United States v. Watters

Summarized by:

  • Court: 9th Circuit Court of Appeals Archives
  • Area(s) of Law: Criminal Procedure
  • Date Filed: 06-05-2013
  • Case #: 11-10362
  • Judge(s)/Court Below: Circuit Judge Wallace for the Court; Circuit Judges Farris and Bybee
  • Full Text Opinion

For the purposes of 18 U.S.C. § 1512(c), which penalizes a person for “corruptly” does not have a “knowingly” mens rea component.
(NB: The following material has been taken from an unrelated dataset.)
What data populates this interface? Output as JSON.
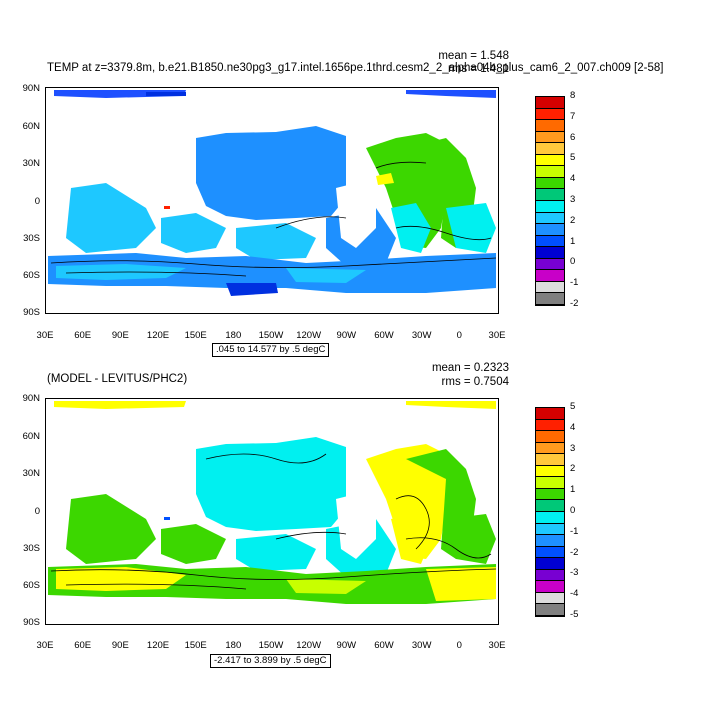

The government indicted Watters on nineteen counts, including transportation of stolen vehicles, on April 19, 2009. Watters, the government alleged, went to New Orleans after Hurricane Katrina to unlawfully take and sell cars left in the city during the storm. In speaking with the FBI, Watters’s cousin described a plan Watters divulged to obtain a forged receipt for some of the vehicles in controversy. Later, at a pretrial hearing, Watters’s attorney attempted to show that Watters purchased some of the vehicles by presenting a copy of a receipt from a New Orleans salvage yard. The government then filed a superseding indictment alleging that Watters had obstructed justice as well as made a false statement, while retaining the original charges. A jury convicted Watters of having obstructed justice and made a false statement, acquitting him the other charges. Although Watters appealed the conviction on many grounds, the Ninth Circuit only considered whether the district court judge properly instructed the jury on the meaning of “corruptly” in 18 U.S.C. § 1512(c). Watters contended that the jury instructions should have explained “corruptly” meant “acting with an evil or wicked purpose.” The district court defined “corruptly” in the jury instructions as acting with “consciousness of wrongdoing.” Watters relied on cases that defined “knowingly corruptly” in 18 U.S.C. § 1512(b). The Ninth Circuit found that the section at issue in this case, section 1512(c), did not have a knowingly component and that the district court, in instructing the jury that “corruptly” meant acting with “consciousness of wrongdoing,” unnecessarily attributed a knowingly component to the term. However, the panel held that this merely imposed a higher burden of proof on the government than was necessary, and that this was not grounds for reversal because Watters would have been convicted if the burden of proof were lower. AFFIRMED.